Hieumor

@ the cutting edge of ennui


Shout out to my RoCkIn P E E P S

Dood, my peeps rock. Fer-real. They fookin rock!! Here I am in the dusty butt hole of Texas, cryin my eyes out cause the people here suck ass and don't love me... and my friend, my peeps, my compadres planned a special get away to come see me!!!!! WOOO, but alas - I won't be available the said weekend, but tha's okay. It is the thought that counts.. Cause @ least they think of me.. You other people .. you suck.

i need to clean off my desk...

eerrr, lets see here:
1 1/2 drunken bottle of disani water
1 baked apple pie box from mc donalds
1 jumping gorilla toy
2 ace bandages with clippy things
1 dear-god-why-doesn't-he-answer-me letter
4 sobe caps
1 book of chinese proverbs
1 paper on a person's full potential i wrote in 6th grade
1 wad of cash
1 bottle of valarian - unopened
1 set of stanley screwdrivers
1 keroppi pencil box
1 hooters wet wipe from houston
1 hershey's milk chocolate wrapper
1 empty plastic container for 0.5 lead
1 rubber stamp with my name
1 post-it note with songs i need to download
1 snow globe with a unicorn - mom got it for me on a trip to atlanta
5 burned cd's with questionable material

people

people. people are selfish. they really are. aside from the very select few that i can even still call my friends, they're all selfish. everything is about them. what they want. how they feel. who they want to be around. maybe i'm old and i don't give a shit anymore about such trivial things. oh i'm selfish myself now too. i don't deny that. but when it comes to others, i still go out of my way to represent and please. but what i've learned is that it's not appreciated. it's taken for granted.

people are hurtful. because they are selfish. like i told dock the other day, i've stopped feeling. these past four months of hurt due to actions of few, i've sucksessfully become the cold hearted person i've needed to be all along. it's not about being supportive of someone who wants to do something with her life - it's about taking care of himself. it's not about trying to be helpful - naah, apparently it's about me not doing enough. so now i'm a kid running with knives who feels no pain. atleast it stop hurting.

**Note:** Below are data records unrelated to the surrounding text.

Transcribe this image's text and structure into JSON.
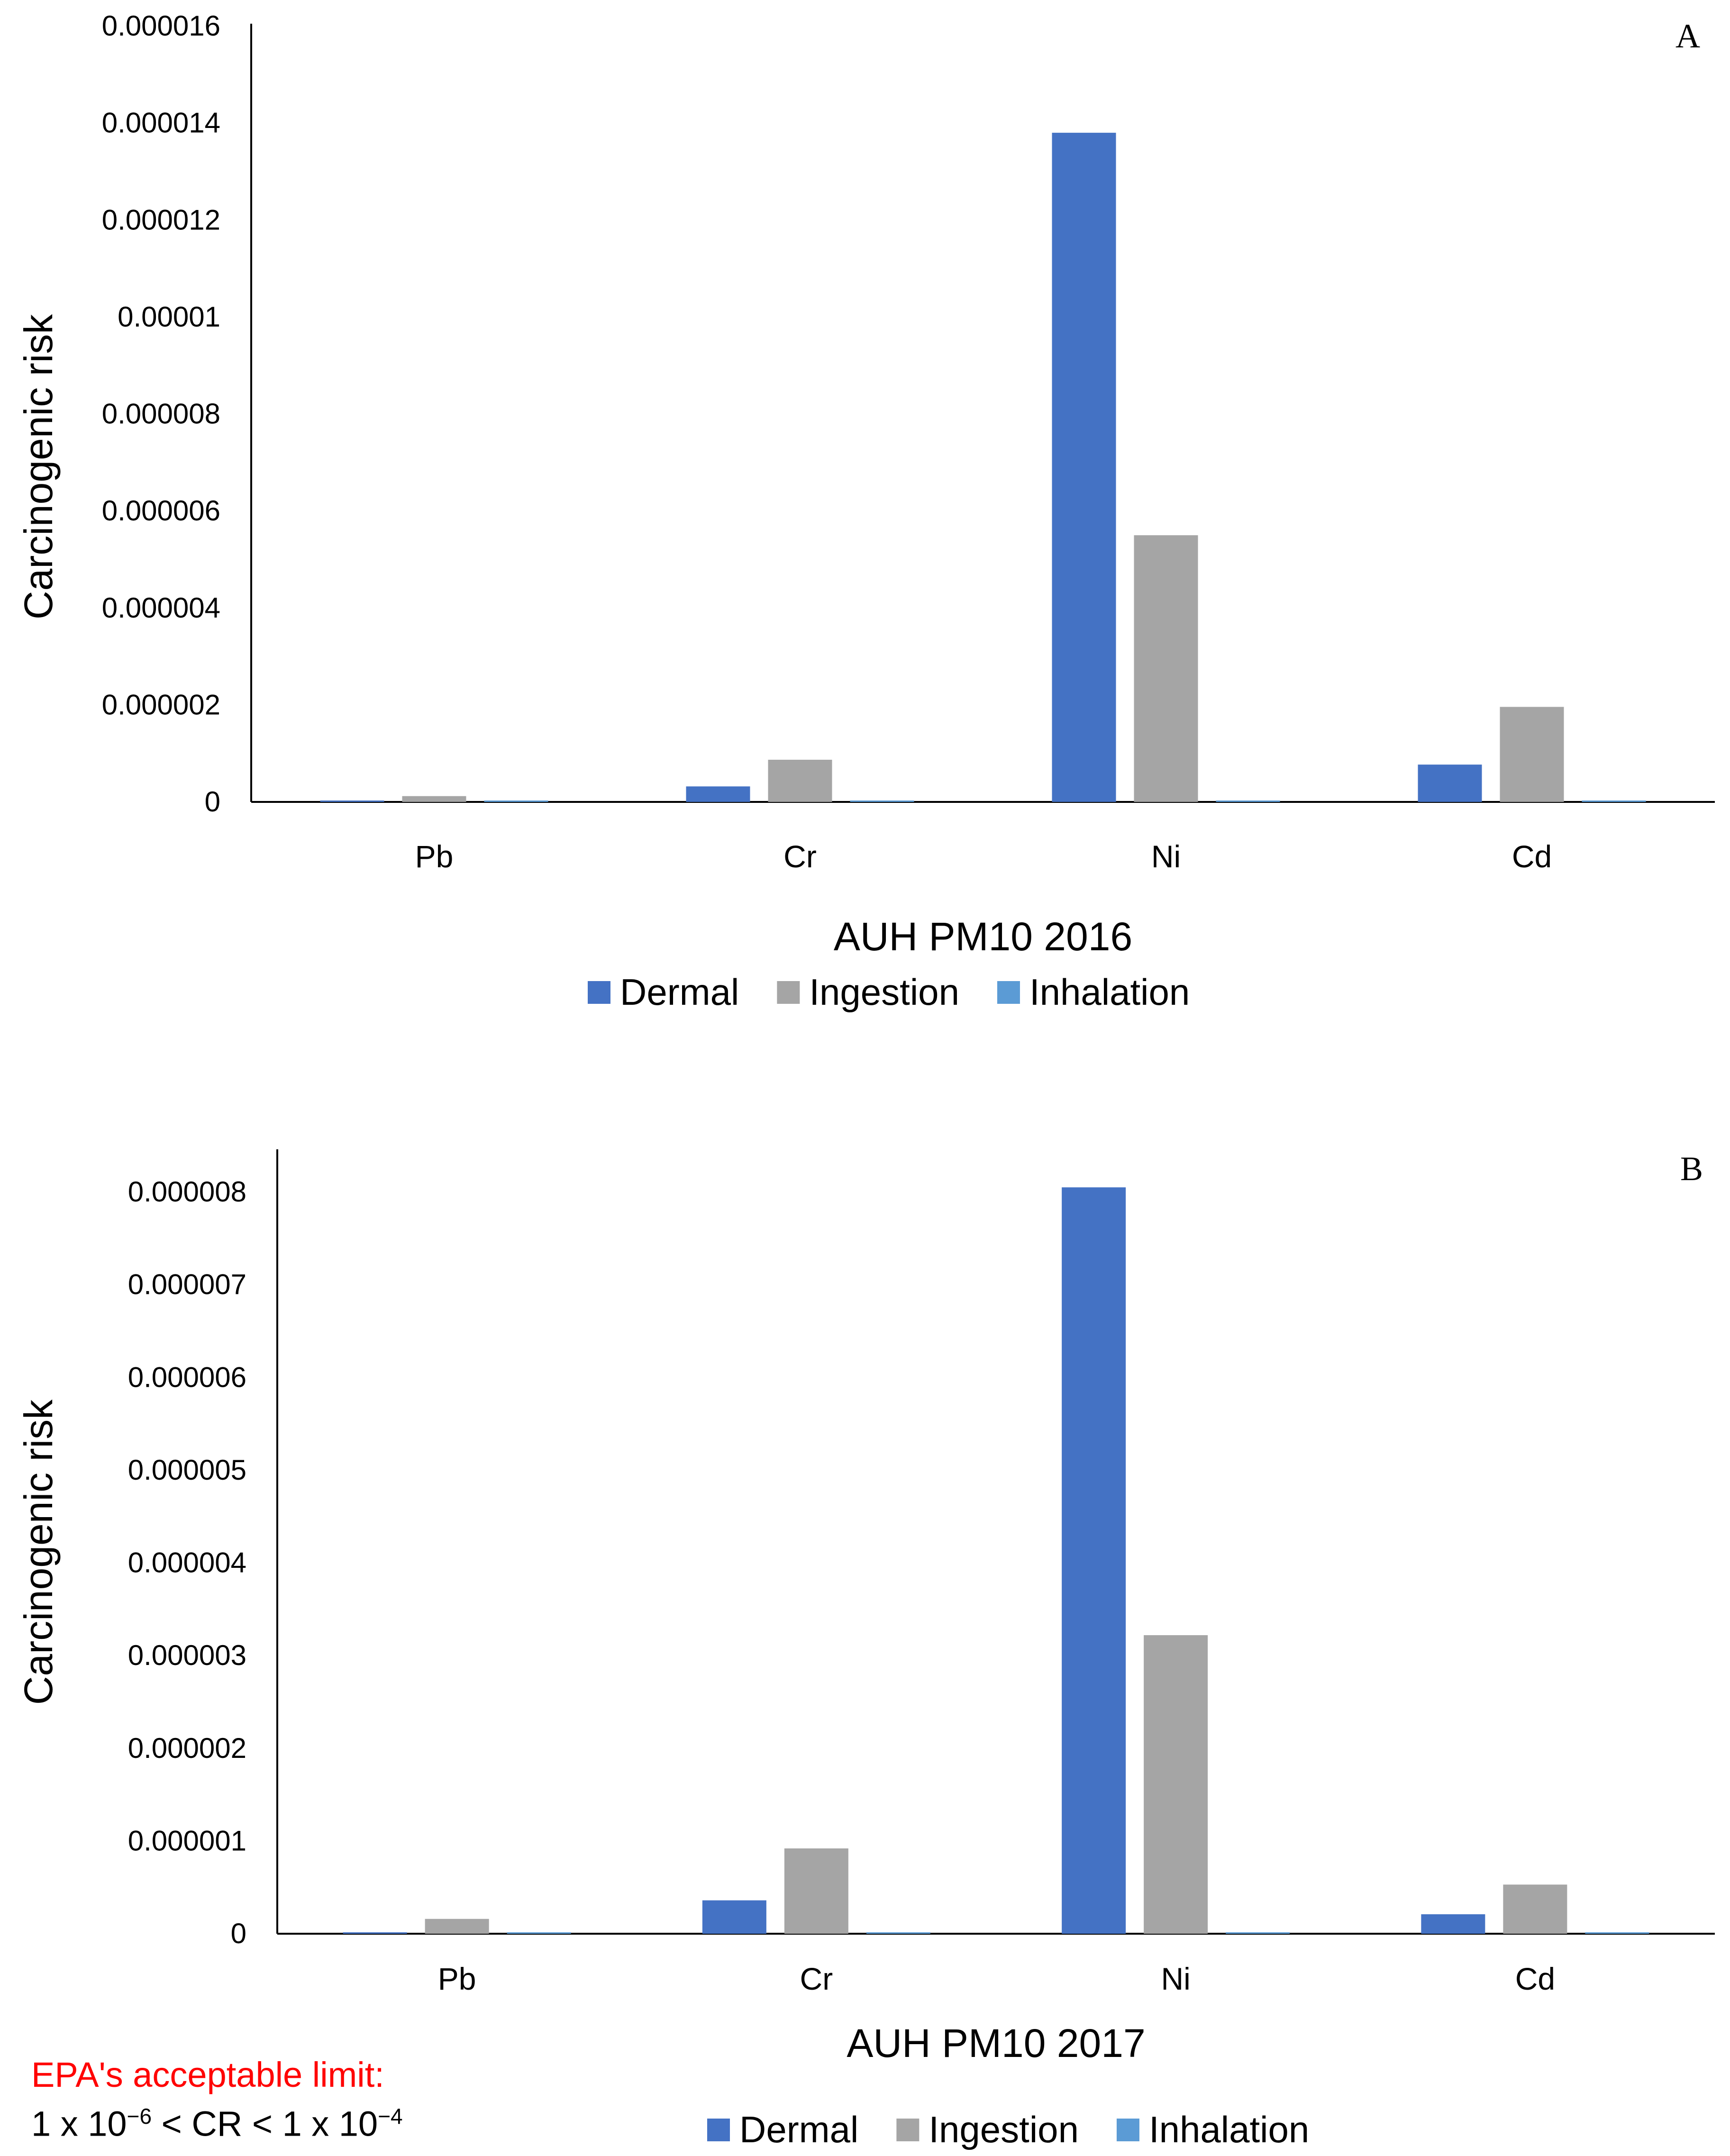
{
  "colors": {
    "dermal": "#4472C4",
    "ingestion": "#A5A5A5",
    "inhalation": "#5B9BD5",
    "axis": "#000000",
    "note": "#FF0000"
  },
  "legend": [
    "Dermal",
    "Ingestion",
    "Inhalation"
  ],
  "chart_data": [
    {
      "type": "bar",
      "panel": "A",
      "title": "",
      "xlabel": "AUH PM10 2016",
      "ylabel": "Carcinogenic risk",
      "categories": [
        "Pb",
        "Cr",
        "Ni",
        "Cd"
      ],
      "ylim": [
        0,
        1.6e-05
      ],
      "yticks": [
        "0",
        "0.000002",
        "0.000004",
        "0.000006",
        "0.000008",
        "0.00001",
        "0.000012",
        "0.000014",
        "0.000016"
      ],
      "series": [
        {
          "name": "Dermal",
          "values": [
            2e-08,
            3.2e-07,
            1.38e-05,
            7.7e-07
          ]
        },
        {
          "name": "Ingestion",
          "values": [
            1.2e-07,
            8.7e-07,
            5.5e-06,
            1.96e-06
          ]
        },
        {
          "name": "Inhalation",
          "values": [
            5e-10,
            2e-09,
            8e-09,
            4e-09
          ]
        }
      ],
      "legend_position": "bottom"
    },
    {
      "type": "bar",
      "panel": "B",
      "title": "",
      "xlabel": "AUH PM10 2017",
      "ylabel": "Carcinogenic risk",
      "categories": [
        "Pb",
        "Cr",
        "Ni",
        "Cd"
      ],
      "ylim": [
        0,
        8.5e-06
      ],
      "yticks": [
        "0",
        "0.000001",
        "0.000002",
        "0.000003",
        "0.000004",
        "0.000005",
        "0.000006",
        "0.000007",
        "0.000008"
      ],
      "series": [
        {
          "name": "Dermal",
          "values": [
            1e-08,
            3.6e-07,
            8.05e-06,
            2.1e-07
          ]
        },
        {
          "name": "Ingestion",
          "values": [
            1.6e-07,
            9.2e-07,
            3.22e-06,
            5.3e-07
          ]
        },
        {
          "name": "Inhalation",
          "values": [
            3e-10,
            1e-09,
            6e-09,
            2e-09
          ]
        }
      ],
      "legend_position": "bottom"
    }
  ],
  "note": {
    "line1": "EPA's acceptable limit:",
    "line2_a": "1 x 10",
    "line2_exp1": "−6",
    "line2_b": " < CR < 1 x 10",
    "line2_exp2": "−4"
  }
}
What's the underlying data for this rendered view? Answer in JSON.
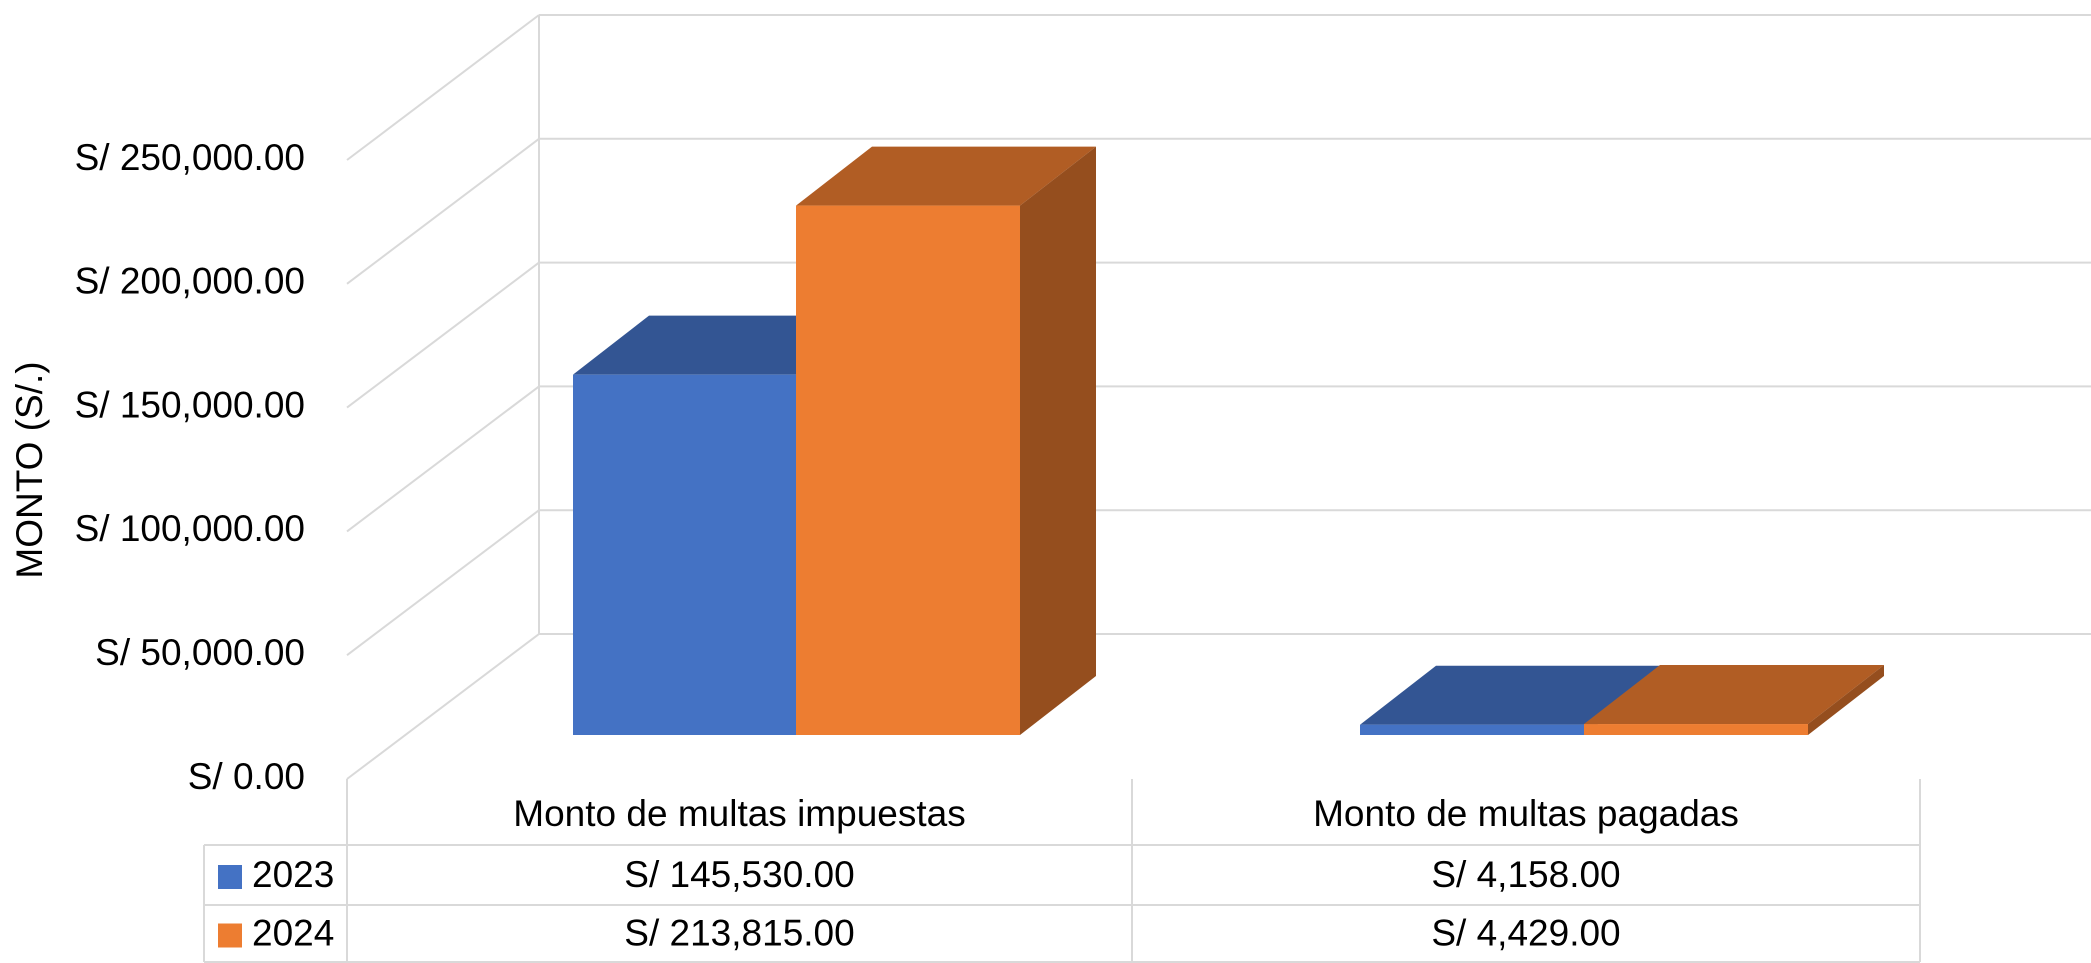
{
  "chart_data": {
    "type": "bar3d",
    "axis_label": "MONTO (S/.)",
    "categories": [
      "Monto de multas impuestas",
      "Monto de multas pagadas"
    ],
    "series": [
      {
        "name": "2023",
        "color": "#4472c4",
        "values": [
          145530,
          4158
        ],
        "value_labels": [
          "S/ 145,530.00",
          "S/ 4,158.00"
        ]
      },
      {
        "name": "2024",
        "color": "#ed7d31",
        "values": [
          213815,
          4429
        ],
        "value_labels": [
          "S/ 213,815.00",
          "S/ 4,429.00"
        ]
      }
    ],
    "ylim": [
      0,
      250000
    ],
    "yticks": [
      {
        "value": 0,
        "label": "S/ 0.00"
      },
      {
        "value": 50000,
        "label": "S/ 50,000.00"
      },
      {
        "value": 100000,
        "label": "S/ 100,000.00"
      },
      {
        "value": 150000,
        "label": "S/ 150,000.00"
      },
      {
        "value": 200000,
        "label": "S/ 200,000.00"
      },
      {
        "value": 250000,
        "label": "S/ 250,000.00"
      }
    ],
    "grid": true,
    "data_table": true
  }
}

people who i thought were my friends who can't afford to give me the time of day bother me. but i've learned to cope. they're all dead to me. it's morbid, yes, however honestly it's the best coping mechanism i've found. when you care for someone, and then you lose them - you have to come to grips with that shizznit... the best way is realizing they're dead. wow.

people aren't the same as they used to be. i had a set of friends once. they called themselves the whorde. they loved me. they cared about me. they took care of me.. i wanted to find those kinds of friends again. but they're not there. they look the same, dress the same, act the same.. but they don't feel the same. because they aren't the same. when you find a friend or friends you can't afford to lose, don't lose them. you'll never find them again.

people. you people. you know who you are. i shake my fingers at you. i do. to you other folks, peace out. to the rest of you muthafudders - get out the way.

the man in my life

my little bucket of love. he's a little more hairier than i'm use to, but i love him just the same. he sings to me in the morning. he greets me at the door when i come home. when i come home late he yells at me a little - reminds me how much he cares. he leaves me little surprises every once in a while to remind me how much he needs me. when i come home tired and dirty from a day on campus, he gives me a bath. he sleeps in my arms. he rubs my feet. what more could i ask for? i love my Vivi.

you talkin' to me??

to the red-headed dirty baseball cap wearing testosterone poisioned hairy neanderthals in the green suburban: yeah i am that cute, i am that hot, and if you were men enough to stick up for your drunken words, you wouldn't have driven off so fast through the parking lot. what? you afraid of a little asian whoop-ass? thought so.

to the pancake powedered faced bimbo with the curly hair wig and touch-my-boobies-please shirt: so you work here. don't mean you can pretend i'm not in front of you. your heels may make you taller than me, but like i said i will take you down - step off. good thing you thought to get out of my way.

to the fat chick in the tank top: you're not drunk, don't prentend to be so you can bump your ass into people.

to the man who thinks he can sing metallica's "nothing else matters": dear god -- NO.

a hiatus and a short on flies and honey

school is back in session, so i go back to doing what i need to be doing - which is not blogging for a while.

and i wanted to say i've had enough of meat heads trying to live the life they shoulda lived 10 years ago, self deprecating hotties who always find the drama in little things, and glass eating paxil-ridden alcoholics who act like 4th graders. why is it that these people are drawn to me?

hugs to the rest of you who are without issues. to those with issues, go get yourself some help.